The second part of the process for this poem was reading about mining and the Goderich salt mine specifically. I read poetry, news articles, history books, holding on to bits and pieces along the way. Interestingly, this poem started as a Glosa using a quatrain from the poem Repose by Autumn Getty, (the final line of "Sifto" is borrowed from that poem and cited in my forthcoming book) but after some workshopping with my London writer’s group, I took their suggestion and dismantled the Glosa and the poem became a narrative of its own, one I became deeply invested in.

RL: Moving on to your poem "Equal Temperament." The quote “Sometimes love is making adjustments that no one else sees” seems like one of those things that people say in our youth that we don’t fully grasp until we’re adults. Why do you believe that this quote is something that you have held on to? Why did you choose to pass it on to your reader?

BT: In keeping with the spirit of unnamed but assumed identities, I won’t disclose the origin of this quote, but it’s significant for two reasons. One, it shows the tireless and unending commitment that spouses often make when caring for partners who live with mental illness. The poem uses piano tuning as a metaphor for managing the male character’s mental illness and anxiety. The people in this poem come from a generation and cultural upbringing where mental health issues were stigmatized, especially for rural men, and women often had to bear the brunt of their husband’s unchecked and untreated mental health issues. That’s also the intention of the quote, to show that unjust burden placed on women, the expectation that rather than seeking professional help through therapy or medication or even talking with a close friend, men could unburden themselves on their wives. Hence the final line of the poem: the silencing of one string, to free another.

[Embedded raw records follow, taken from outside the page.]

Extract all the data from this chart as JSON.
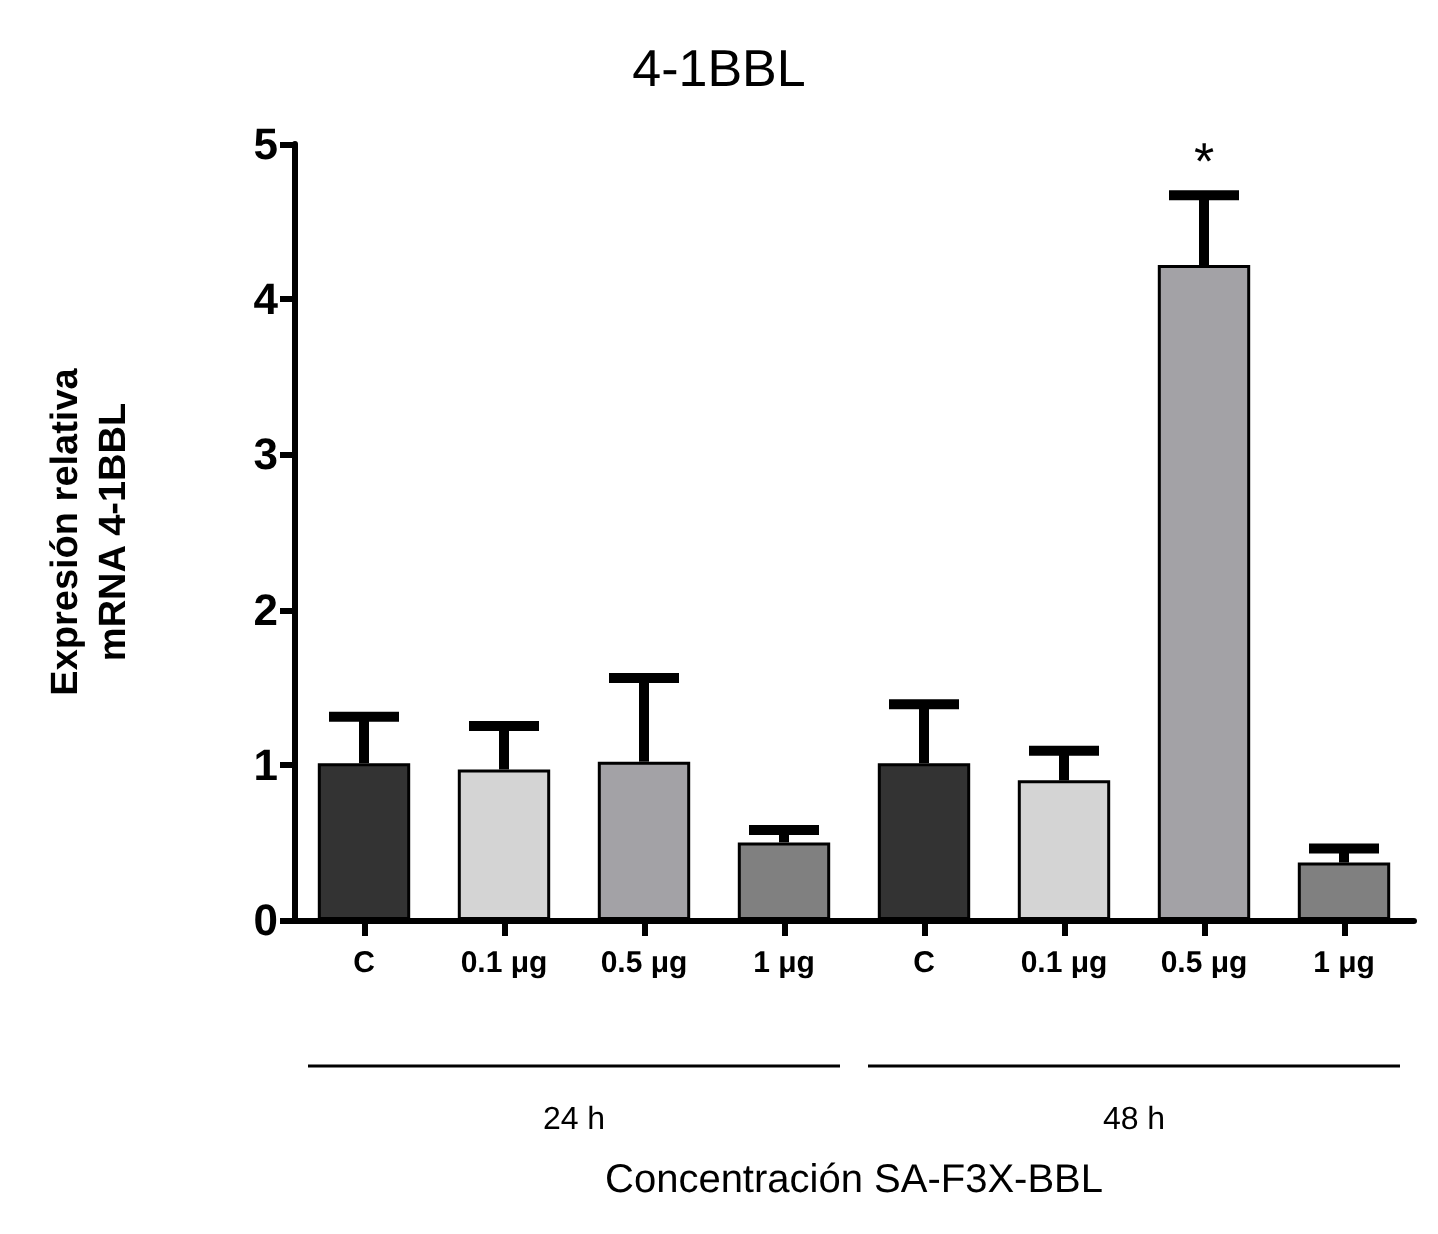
{
  "chart_data": {
    "type": "bar",
    "title": "4-1BBL",
    "ylabel": "Expresión relativa\nmRNA 4-1BBL",
    "xlabel": "Concentración SA-F3X-BBL",
    "categories": [
      "C",
      "0.1 μg",
      "0.5 μg",
      "1 μg",
      "C",
      "0.1 μg",
      "0.5 μg",
      "1 μg"
    ],
    "values": [
      1.01,
      0.97,
      1.02,
      0.5,
      1.01,
      0.9,
      4.22,
      0.37
    ],
    "colors": [
      "#333333",
      "#d4d4d4",
      "#a3a2a6",
      "#808080",
      "#333333",
      "#d4d4d4",
      "#a3a2a6",
      "#808080"
    ],
    "errors": [
      [
        1.01,
        1.31
      ],
      [
        0.97,
        1.25
      ],
      [
        1.02,
        1.56
      ],
      [
        0.5,
        0.58
      ],
      [
        1.01,
        1.39
      ],
      [
        0.9,
        1.09
      ],
      [
        4.22,
        4.67
      ],
      [
        0.37,
        0.46
      ]
    ],
    "value_labels": [
      null,
      null,
      null,
      null,
      null,
      null,
      "*",
      null
    ],
    "ylim": [
      0,
      5
    ],
    "yticks": [
      0,
      1,
      2,
      3,
      4,
      5
    ],
    "grid": false,
    "annotations": [
      "24 h",
      "48 h"
    ]
  }
}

RL: Lastly, both of these poems have an elegant way of alluding to the point that leaves them open to your reader’s interpretation. Have you ever written a poem that completely went over a reader’s head? If so, what was your response to this as a writer?

BT: Yes, I definitely have, and although my first response is often worrying that I’ve failed, I usually also want to know, does that matter? Does it ruin your enjoyment of the poem or lessen its emotional impact because you don’t necessarily understand it? If the answer is yes, then it’s obviously time for a rewrite, but some readers are more comfortable than others with ambiguity, so I like to ask for a second or third opinion before doing any major reconstruction.

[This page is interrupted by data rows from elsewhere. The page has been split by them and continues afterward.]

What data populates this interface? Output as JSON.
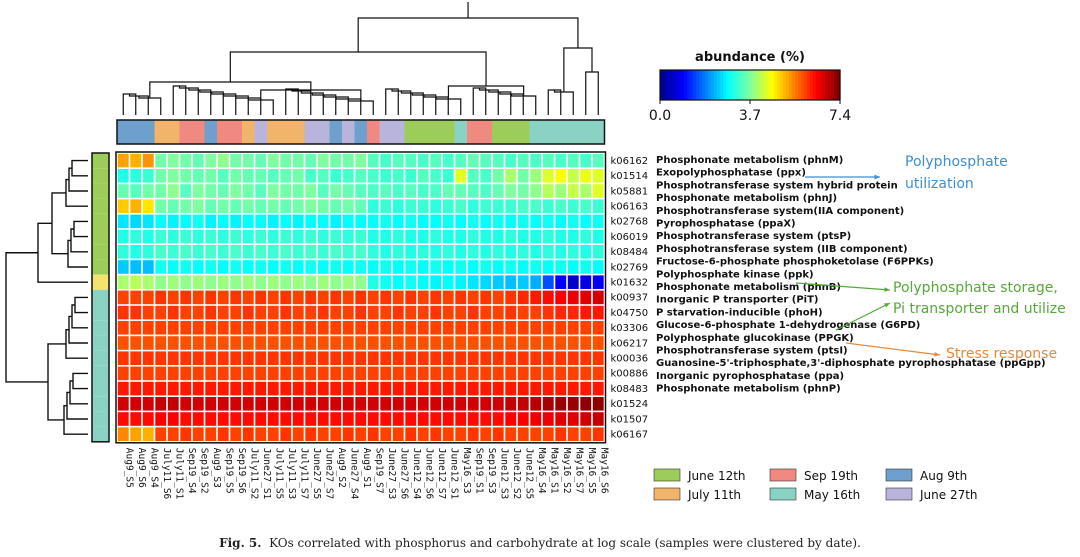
{
  "chart_data": {
    "type": "heatmap",
    "colorbar": {
      "title": "abundance (%)",
      "min": 0.0,
      "mid": 3.7,
      "max": 7.4,
      "tick_labels": [
        "0.0",
        "3.7",
        "7.4"
      ]
    },
    "samples": [
      "Aug9_S5",
      "Aug9_S6",
      "Aug9_S4",
      "July11_S6",
      "July11_S1",
      "Sep19_S4",
      "Sep19_S2",
      "Aug9_S3",
      "Sep19_S5",
      "Sep19_S6",
      "July11_S2",
      "June27_S1",
      "July11_S5",
      "July11_S3",
      "July11_S7",
      "June27_S5",
      "June27_S7",
      "Aug9_S2",
      "June27_S4",
      "Aug9_S1",
      "Sep19_S7",
      "June27_S3",
      "June27_S6",
      "June12_S4",
      "June12_S6",
      "June12_S7",
      "June12_S1",
      "May16_S3",
      "Sep19_S1",
      "Sep19_S3",
      "June12_S3",
      "June12_S2",
      "June12_S5",
      "May16_S4",
      "May16_S1",
      "May16_S2",
      "May16_S7",
      "May16_S5",
      "May16_S6"
    ],
    "sample_dates": [
      "Aug 9th",
      "Aug 9th",
      "Aug 9th",
      "July 11th",
      "July 11th",
      "Sep 19th",
      "Sep 19th",
      "Aug 9th",
      "Sep 19th",
      "Sep 19th",
      "July 11th",
      "June 27th",
      "July 11th",
      "July 11th",
      "July 11th",
      "June 27th",
      "June 27th",
      "Aug 9th",
      "June 27th",
      "Aug 9th",
      "Sep 19th",
      "June 27th",
      "June 27th",
      "June 12th",
      "June 12th",
      "June 12th",
      "June 12th",
      "May 16th",
      "Sep 19th",
      "Sep 19th",
      "June 12th",
      "June 12th",
      "June 12th",
      "May 16th",
      "May 16th",
      "May 16th",
      "May 16th",
      "May 16th",
      "May 16th"
    ],
    "kos": [
      "k06162",
      "k01514",
      "k05881",
      "k06163",
      "k02768",
      "k06019",
      "k08484",
      "k02769",
      "k01632",
      "k00937",
      "k04750",
      "k03306",
      "k06217",
      "k00036",
      "k00886",
      "k08483",
      "k01524",
      "k01507",
      "k06167"
    ],
    "functions": [
      "Phosphonate metabolism (phnM)",
      "Exopolyphosphatase (ppx)",
      "Phosphotransferase system hybrid protein",
      "Phosphonate metabolism (phnJ)",
      "Phosphotransferase system(IIA component)",
      "Pyrophosphatase (ppaX)",
      "Phosphotransferase system (ptsP)",
      "Phosphotransferase system (IIB component)",
      "Fructose-6-phosphate phosphoketolase (F6PPKs)",
      "Polyphosphate kinase (ppk)",
      "Phosphonate metabolism (phnB)",
      "Inorganic P transporter (PiT)",
      "P starvation-inducible (phoH)",
      "Glucose-6-phosphate 1-dehydrogenase (G6PD)",
      "Polyphosphate glucokinase (PPGK)",
      "Phosphotransferase system (ptsI)",
      "Guanosine-5'-triphosphate,3'-diphosphate pyrophosphatase (ppGpp)",
      "Inorganic pyrophosphatase (ppa)",
      "Phosphonate metabolism (phnP)"
    ],
    "row_group_colors": [
      "#9ccc5a",
      "#9ccc5a",
      "#9ccc5a",
      "#9ccc5a",
      "#9ccc5a",
      "#9ccc5a",
      "#9ccc5a",
      "#9ccc5a",
      "#f4e36e",
      "#8ad3c4",
      "#8ad3c4",
      "#8ad3c4",
      "#8ad3c4",
      "#8ad3c4",
      "#8ad3c4",
      "#8ad3c4",
      "#8ad3c4",
      "#8ad3c4",
      "#8ad3c4"
    ],
    "values": [
      [
        5.3,
        5.2,
        5.4,
        3.6,
        3.7,
        3.6,
        3.5,
        3.7,
        3.8,
        3.6,
        3.6,
        3.5,
        3.7,
        3.6,
        3.6,
        3.5,
        3.7,
        3.6,
        3.6,
        3.7,
        3.4,
        3.3,
        3.4,
        3.4,
        3.3,
        3.4,
        3.3,
        3.4,
        3.5,
        3.4,
        3.4,
        3.3,
        3.4,
        3.3,
        3.4,
        3.3,
        3.4,
        3.3,
        3.4
      ],
      [
        3.0,
        3.1,
        3.2,
        3.6,
        3.7,
        3.6,
        3.5,
        3.6,
        3.4,
        3.6,
        3.5,
        3.5,
        3.4,
        3.5,
        3.6,
        3.3,
        3.4,
        3.2,
        3.3,
        3.4,
        3.3,
        3.2,
        3.3,
        3.2,
        3.4,
        3.3,
        3.2,
        4.4,
        3.4,
        3.3,
        3.6,
        4.0,
        3.6,
        3.9,
        4.4,
        4.6,
        4.2,
        4.5,
        4.4
      ],
      [
        3.5,
        3.4,
        3.6,
        3.6,
        3.8,
        3.4,
        3.7,
        3.6,
        3.5,
        3.7,
        3.6,
        3.4,
        3.7,
        3.6,
        3.6,
        3.7,
        3.4,
        3.6,
        3.5,
        3.4,
        3.3,
        3.4,
        3.3,
        3.4,
        3.3,
        3.3,
        3.5,
        3.5,
        3.4,
        3.3,
        3.5,
        3.7,
        3.6,
        3.8,
        4.1,
        3.9,
        4.2,
        4.0,
        4.4
      ],
      [
        5.0,
        5.2,
        4.8,
        3.6,
        3.5,
        3.6,
        3.7,
        3.5,
        3.6,
        3.5,
        3.6,
        3.5,
        3.6,
        3.5,
        3.6,
        3.7,
        3.6,
        3.5,
        3.6,
        3.5,
        3.1,
        3.2,
        3.1,
        3.2,
        3.2,
        3.1,
        3.2,
        3.3,
        3.1,
        3.2,
        3.2,
        3.2,
        3.3,
        3.3,
        3.2,
        3.3,
        3.2,
        3.3,
        3.2
      ],
      [
        2.6,
        2.5,
        2.6,
        2.8,
        2.7,
        2.8,
        2.9,
        2.7,
        2.8,
        2.7,
        2.8,
        2.8,
        2.7,
        2.8,
        2.7,
        2.8,
        2.8,
        2.7,
        2.8,
        2.8,
        2.8,
        2.9,
        2.8,
        2.9,
        2.8,
        2.8,
        2.9,
        2.8,
        2.9,
        2.8,
        2.9,
        2.8,
        2.9,
        2.8,
        2.9,
        2.8,
        2.9,
        2.8,
        2.9
      ],
      [
        3.0,
        3.1,
        3.0,
        3.2,
        3.1,
        3.2,
        3.1,
        3.2,
        3.1,
        3.2,
        3.1,
        3.2,
        3.1,
        3.2,
        3.1,
        3.2,
        3.1,
        3.2,
        3.1,
        3.2,
        3.0,
        3.0,
        3.1,
        3.0,
        3.0,
        3.1,
        3.0,
        3.0,
        3.1,
        3.0,
        3.0,
        3.1,
        3.0,
        3.0,
        3.1,
        3.0,
        3.0,
        3.1,
        3.0
      ],
      [
        3.1,
        3.0,
        3.1,
        3.3,
        3.2,
        3.3,
        3.2,
        3.3,
        3.2,
        3.3,
        3.2,
        3.3,
        3.2,
        3.3,
        3.2,
        3.3,
        3.2,
        3.3,
        3.2,
        3.3,
        3.1,
        3.0,
        3.1,
        3.0,
        3.1,
        3.0,
        3.1,
        3.0,
        3.1,
        3.0,
        3.1,
        3.0,
        3.1,
        3.0,
        3.1,
        3.0,
        3.1,
        3.0,
        3.1
      ],
      [
        2.4,
        2.3,
        2.3,
        2.9,
        2.8,
        2.9,
        2.8,
        2.9,
        2.8,
        2.9,
        2.8,
        2.9,
        2.8,
        2.9,
        2.8,
        2.9,
        2.8,
        2.9,
        2.8,
        2.9,
        2.8,
        2.9,
        2.8,
        2.9,
        2.8,
        2.9,
        2.8,
        2.9,
        2.8,
        2.9,
        2.8,
        2.9,
        2.8,
        2.9,
        2.8,
        2.9,
        2.8,
        2.9,
        2.8
      ],
      [
        4.0,
        4.1,
        4.0,
        3.8,
        3.9,
        3.8,
        3.9,
        3.8,
        3.9,
        3.8,
        3.9,
        3.8,
        3.9,
        3.8,
        3.9,
        3.8,
        3.9,
        3.8,
        3.9,
        3.8,
        3.0,
        2.9,
        2.8,
        2.9,
        2.8,
        2.7,
        2.8,
        2.7,
        2.6,
        2.5,
        2.4,
        2.3,
        2.4,
        2.2,
        1.5,
        0.9,
        0.5,
        0.7,
        0.8
      ],
      [
        6.0,
        6.0,
        6.0,
        6.1,
        6.0,
        6.1,
        6.0,
        6.1,
        6.0,
        6.1,
        6.0,
        6.1,
        6.0,
        6.1,
        6.0,
        6.1,
        6.0,
        6.1,
        6.0,
        6.1,
        6.0,
        6.1,
        6.0,
        6.1,
        6.0,
        6.1,
        6.0,
        6.1,
        6.0,
        6.1,
        6.0,
        6.1,
        6.2,
        6.3,
        6.4,
        6.5,
        6.6,
        6.7,
        6.8
      ],
      [
        6.1,
        6.1,
        6.0,
        6.0,
        6.1,
        6.0,
        6.0,
        6.1,
        6.0,
        6.0,
        6.1,
        6.0,
        6.0,
        6.1,
        6.0,
        6.0,
        6.1,
        6.0,
        6.0,
        6.1,
        6.0,
        6.0,
        6.1,
        6.0,
        6.0,
        6.1,
        6.0,
        6.0,
        6.1,
        6.0,
        6.0,
        6.1,
        6.0,
        6.0,
        6.1,
        6.2,
        6.2,
        6.3,
        6.3
      ],
      [
        6.0,
        6.0,
        6.0,
        6.0,
        6.0,
        6.0,
        6.0,
        6.0,
        6.0,
        6.0,
        6.0,
        6.0,
        6.0,
        6.0,
        6.0,
        6.0,
        6.0,
        6.0,
        6.0,
        6.0,
        6.0,
        6.0,
        6.0,
        6.0,
        6.0,
        6.0,
        6.0,
        6.0,
        6.0,
        6.0,
        6.0,
        6.0,
        6.0,
        6.0,
        6.0,
        6.0,
        6.0,
        6.0,
        6.0
      ],
      [
        5.9,
        5.9,
        5.9,
        5.9,
        5.9,
        5.9,
        5.9,
        5.9,
        5.9,
        5.9,
        5.9,
        5.9,
        5.9,
        5.9,
        5.9,
        5.9,
        5.9,
        5.9,
        5.9,
        5.9,
        5.9,
        5.9,
        5.9,
        5.9,
        5.9,
        5.9,
        5.9,
        5.9,
        5.9,
        5.9,
        5.9,
        5.9,
        5.9,
        5.9,
        5.9,
        5.9,
        5.9,
        5.9,
        5.9
      ],
      [
        6.1,
        6.1,
        6.1,
        6.1,
        6.1,
        6.1,
        6.1,
        6.1,
        6.1,
        6.1,
        6.1,
        6.1,
        6.1,
        6.1,
        6.1,
        6.1,
        6.1,
        6.1,
        6.1,
        6.1,
        6.1,
        6.1,
        6.1,
        6.1,
        6.1,
        6.1,
        6.1,
        6.1,
        6.1,
        6.1,
        6.1,
        6.1,
        6.1,
        6.1,
        6.1,
        6.1,
        6.1,
        6.1,
        6.1
      ],
      [
        6.0,
        6.0,
        6.0,
        6.0,
        6.0,
        6.0,
        6.0,
        6.0,
        6.0,
        6.0,
        6.0,
        6.0,
        6.0,
        6.0,
        6.0,
        6.0,
        6.0,
        6.0,
        6.0,
        6.0,
        6.0,
        6.0,
        6.0,
        6.0,
        6.0,
        6.0,
        6.0,
        6.0,
        6.0,
        6.0,
        6.0,
        6.0,
        6.0,
        6.0,
        6.0,
        6.0,
        6.0,
        6.0,
        6.0
      ],
      [
        6.3,
        6.3,
        6.3,
        6.3,
        6.3,
        6.3,
        6.3,
        6.3,
        6.3,
        6.3,
        6.3,
        6.3,
        6.3,
        6.3,
        6.3,
        6.3,
        6.3,
        6.3,
        6.3,
        6.3,
        6.3,
        6.3,
        6.3,
        6.3,
        6.3,
        6.3,
        6.3,
        6.3,
        6.3,
        6.3,
        6.3,
        6.3,
        6.3,
        6.3,
        6.3,
        6.3,
        6.3,
        6.3,
        6.3
      ],
      [
        6.8,
        6.8,
        6.8,
        6.9,
        6.9,
        6.8,
        6.8,
        6.8,
        6.8,
        6.8,
        6.8,
        6.8,
        6.8,
        6.8,
        6.8,
        6.8,
        6.8,
        6.8,
        6.8,
        6.8,
        6.8,
        6.8,
        6.8,
        6.8,
        6.8,
        6.8,
        6.8,
        6.8,
        6.8,
        6.8,
        6.8,
        6.9,
        6.9,
        7.0,
        7.1,
        7.2,
        7.2,
        7.3,
        7.3
      ],
      [
        6.4,
        6.4,
        6.4,
        6.5,
        6.5,
        6.4,
        6.4,
        6.4,
        6.4,
        6.4,
        6.4,
        6.4,
        6.4,
        6.4,
        6.4,
        6.4,
        6.4,
        6.4,
        6.4,
        6.4,
        6.4,
        6.4,
        6.4,
        6.4,
        6.4,
        6.4,
        6.4,
        6.4,
        6.4,
        6.4,
        6.4,
        6.5,
        6.5,
        6.6,
        6.6,
        6.7,
        6.7,
        6.8,
        6.9
      ],
      [
        5.5,
        5.3,
        5.2,
        6.0,
        6.0,
        6.1,
        6.0,
        6.0,
        6.1,
        6.0,
        6.1,
        6.0,
        6.0,
        6.1,
        6.0,
        6.1,
        6.0,
        6.0,
        6.1,
        6.0,
        6.1,
        6.0,
        6.0,
        6.1,
        6.0,
        6.1,
        6.0,
        6.0,
        6.1,
        6.0,
        6.1,
        6.0,
        6.0,
        6.0,
        6.0,
        6.1,
        6.0,
        6.0,
        6.1
      ]
    ],
    "legend": [
      {
        "label": "June 12th",
        "color": "#9ccc5a"
      },
      {
        "label": "Sep 19th",
        "color": "#f08a80"
      },
      {
        "label": "Aug 9th",
        "color": "#6f9fcd"
      },
      {
        "label": "July 11th",
        "color": "#f2b36b"
      },
      {
        "label": "May 16th",
        "color": "#8ad3c4"
      },
      {
        "label": "June 27th",
        "color": "#b8b4dc"
      }
    ],
    "annotations": [
      {
        "text": "Polyphosphate",
        "color": "#3d8fd0"
      },
      {
        "text": "utilization",
        "color": "#3d8fd0"
      },
      {
        "text": "Polyphosphate storage,",
        "color": "#56a83a"
      },
      {
        "text": "Pi transporter and utilize",
        "color": "#56a83a"
      },
      {
        "text": "Stress response",
        "color": "#e8893b"
      }
    ]
  },
  "caption": {
    "label": "Fig. 5.",
    "text": "KOs correlated with phosphorus and carbohydrate at log scale (samples were clustered by date)."
  }
}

If the answer is no, I might not change anything at all. Poems can be ambiguous and strange and difficult to understand, but still effective. Fiction too. As a reader, I love the weird and abstract, the hard-to-understand metaphors and hallucinatory imagery, even if I can’t always articulate why or decipher its meaning with surety or even begin to understand the writer’s intent.


Blair Trewartha’s first collection of poetry, Easy Fix (Palimpsest, 2014) was shortlisted for the Relit Award. He is the author of three chapbooks: Break In (Cactus Press, 2010), Porcupine Burning (Baseline Press, 2012), and human energy (Anstruther Press, 2022). His poetry has appeared in several journals.